Shorter descriptions cost fewer tokens and are easier for agents to parse. Every sentence should earn its place.

Completeness2/5

Given the tool's complexity, does the description cover enough for an agent to succeed on first attempt?

Given the tool's complexity (3 parameters, no annotations, no output schema), the description is insufficiently complete. It doesn't explain the return format, error handling, or how the 'object hierarchy' is presented, leaving the agent to guess at the output structure. For a detail-retrieval tool with no output schema, more context is needed to guide effective use.

Complex tools with many parameters or behaviors need more documentation. Simple tools need less. This dimension scales expectations accordingly.

Parameters3/5

Does the description clarify parameter syntax, constraints, interactions, or defaults beyond what the schema provides?

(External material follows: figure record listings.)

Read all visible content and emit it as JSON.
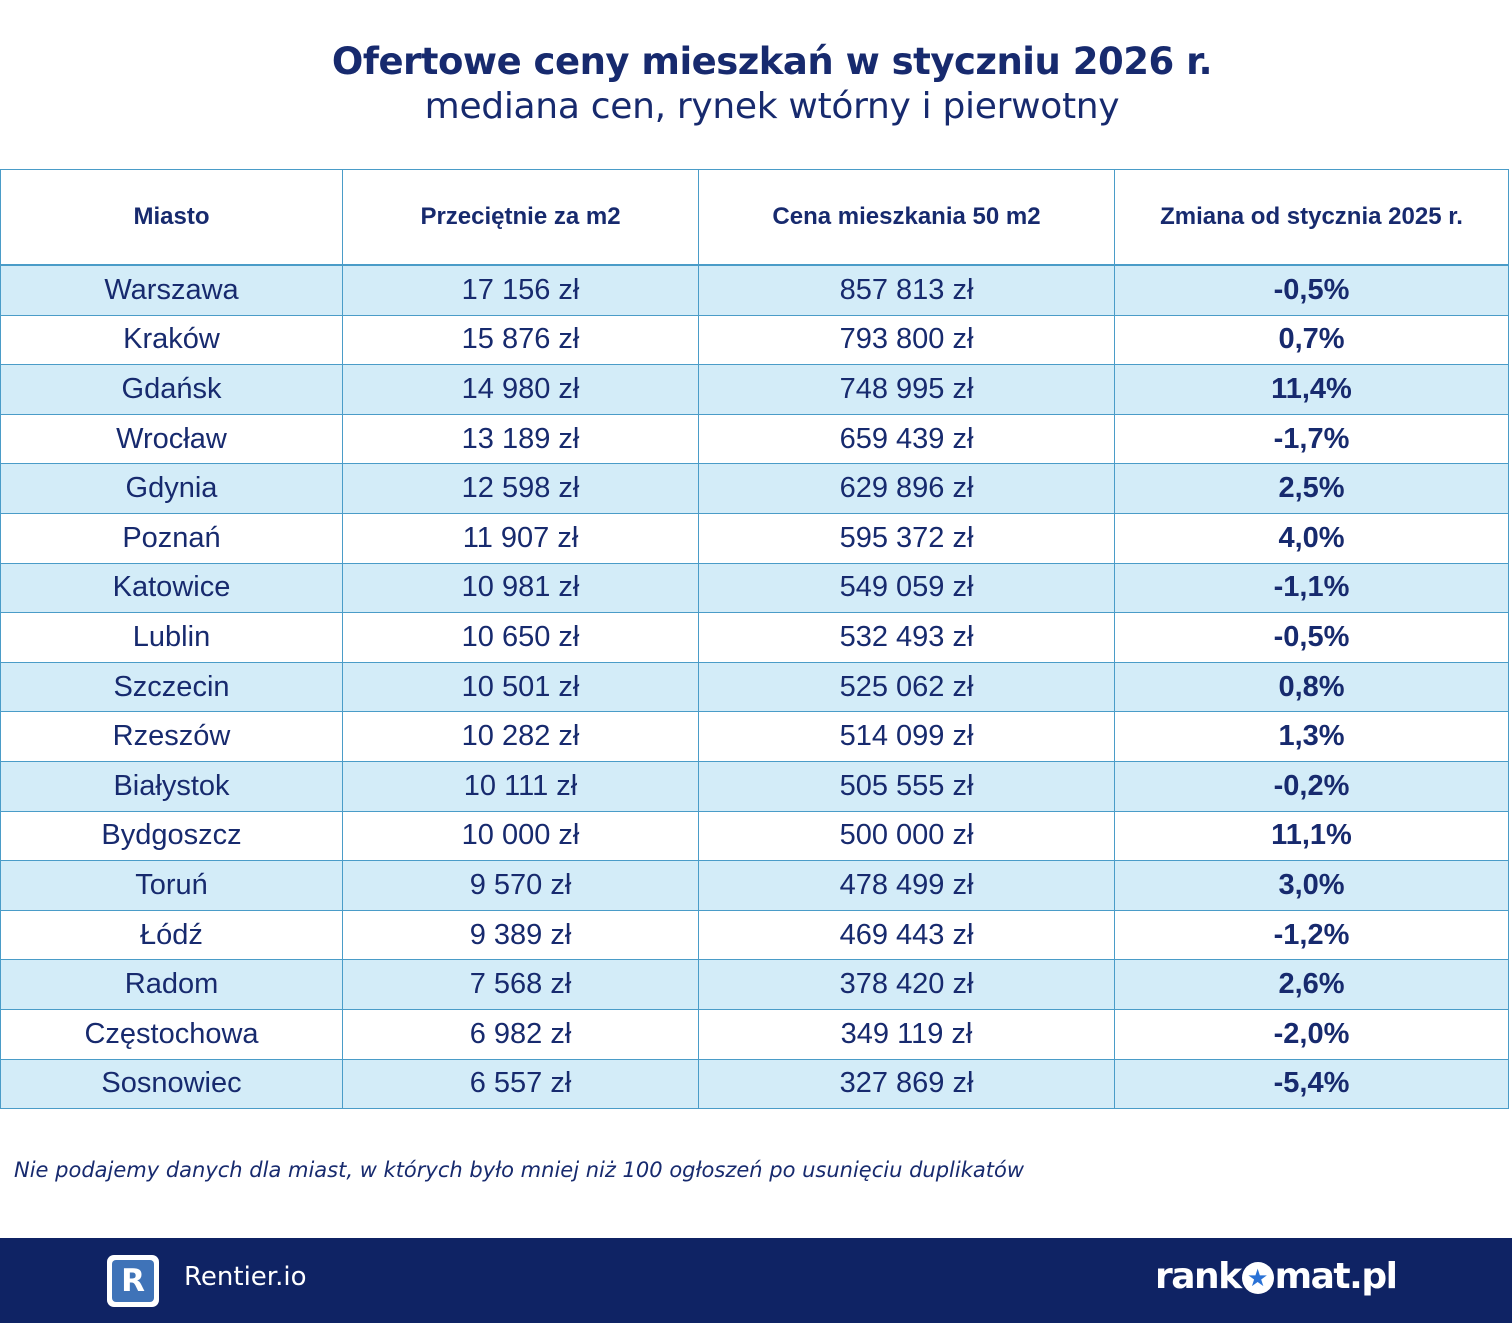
{
  "header": {
    "title": "Ofertowe ceny mieszkań w styczniu 2026 r.",
    "subtitle": "mediana cen, rynek wtórny i pierwotny"
  },
  "table": {
    "columns": [
      "Miasto",
      "Przeciętnie za m2",
      "Cena mieszkania 50 m2",
      "Zmiana od stycznia 2025 r."
    ],
    "rows": [
      {
        "city": "Warszawa",
        "per_m2": "17 156 zł",
        "price_50": "857 813 zł",
        "change": "-0,5%"
      },
      {
        "city": "Kraków",
        "per_m2": "15 876 zł",
        "price_50": "793 800 zł",
        "change": "0,7%"
      },
      {
        "city": "Gdańsk",
        "per_m2": "14 980 zł",
        "price_50": "748 995 zł",
        "change": "11,4%"
      },
      {
        "city": "Wrocław",
        "per_m2": "13 189 zł",
        "price_50": "659 439 zł",
        "change": "-1,7%"
      },
      {
        "city": "Gdynia",
        "per_m2": "12 598 zł",
        "price_50": "629 896 zł",
        "change": "2,5%"
      },
      {
        "city": "Poznań",
        "per_m2": "11 907 zł",
        "price_50": "595 372 zł",
        "change": "4,0%"
      },
      {
        "city": "Katowice",
        "per_m2": "10 981 zł",
        "price_50": "549 059 zł",
        "change": "-1,1%"
      },
      {
        "city": "Lublin",
        "per_m2": "10 650 zł",
        "price_50": "532 493 zł",
        "change": "-0,5%"
      },
      {
        "city": "Szczecin",
        "per_m2": "10 501 zł",
        "price_50": "525 062 zł",
        "change": "0,8%"
      },
      {
        "city": "Rzeszów",
        "per_m2": "10 282 zł",
        "price_50": "514 099 zł",
        "change": "1,3%"
      },
      {
        "city": "Białystok",
        "per_m2": "10 111 zł",
        "price_50": "505 555 zł",
        "change": "-0,2%"
      },
      {
        "city": "Bydgoszcz",
        "per_m2": "10 000 zł",
        "price_50": "500 000 zł",
        "change": "11,1%"
      },
      {
        "city": "Toruń",
        "per_m2": "9 570 zł",
        "price_50": "478 499 zł",
        "change": "3,0%"
      },
      {
        "city": "Łódź",
        "per_m2": "9 389 zł",
        "price_50": "469 443 zł",
        "change": "-1,2%"
      },
      {
        "city": "Radom",
        "per_m2": "7 568 zł",
        "price_50": "378 420 zł",
        "change": "2,6%"
      },
      {
        "city": "Częstochowa",
        "per_m2": "6 982 zł",
        "price_50": "349 119 zł",
        "change": "-2,0%"
      },
      {
        "city": "Sosnowiec",
        "per_m2": "6 557 zł",
        "price_50": "327 869 zł",
        "change": "-5,4%"
      }
    ]
  },
  "footnote": "Nie podajemy danych dla miast, w których było mniej niż 100 ogłoszeń po usunięciu duplikatów",
  "footer": {
    "rentier_logo_letter": "R",
    "rentier_name": "Rentier.io",
    "rankomat_pre": "rank",
    "rankomat_post": "mat.pl",
    "rankomat_star": "★"
  },
  "colors": {
    "navy": "#172a6e",
    "row_alt": "#d3ecf8",
    "border": "#4a9cc8",
    "footer_bg": "#0f2364"
  }
}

Schema description coverage is 100%, so the schema fully documents all parameters (id, environment, include_entity_permission_info). The description adds no additional meaning beyond what's in the schema, such as explaining the significance of 'environment' values or how 'include_entity_permission_info' affects the output. Baseline 3 is appropriate when the schema does the heavy lifting.

Input schemas describe structure but not intent. Descriptions should explain non-obvious parameter relationships and valid value ranges.

Purpose4/5

Does the description clearly state what the tool does and how it differs from similar tools?

The description clearly states the verb ('Get') and resource ('detailed information about a specific Cohesity protection source'), making the purpose evident. It distinguishes from siblings like 'list_sources' by specifying retrieval of details for a specific source rather than listing multiple sources. However, it doesn't explicitly differentiate from other detail-retrieval tools like 'get_cluster_info' beyond the resource type.

Agents choose between tools based on descriptions. A clear purpose with a specific verb and resource helps agents select the right tool.

Usage Guidelines2/5

Does the description explain when to use this tool, when not to, or what alternatives exist?

The description provides no guidance on when to use this tool versus alternatives. It doesn't mention prerequisites (e.g., needing a source ID from 'list_sources'), exclusions (e.g., not for bulk operations), or comparisons to similar tools like 'get_protection_group' for related data. The agent must infer usage from the tool name and parameters alone.

Agents often have multiple tools that could apply. Explicit usage guidance like "use X instead of Y when Z" prevents misuse.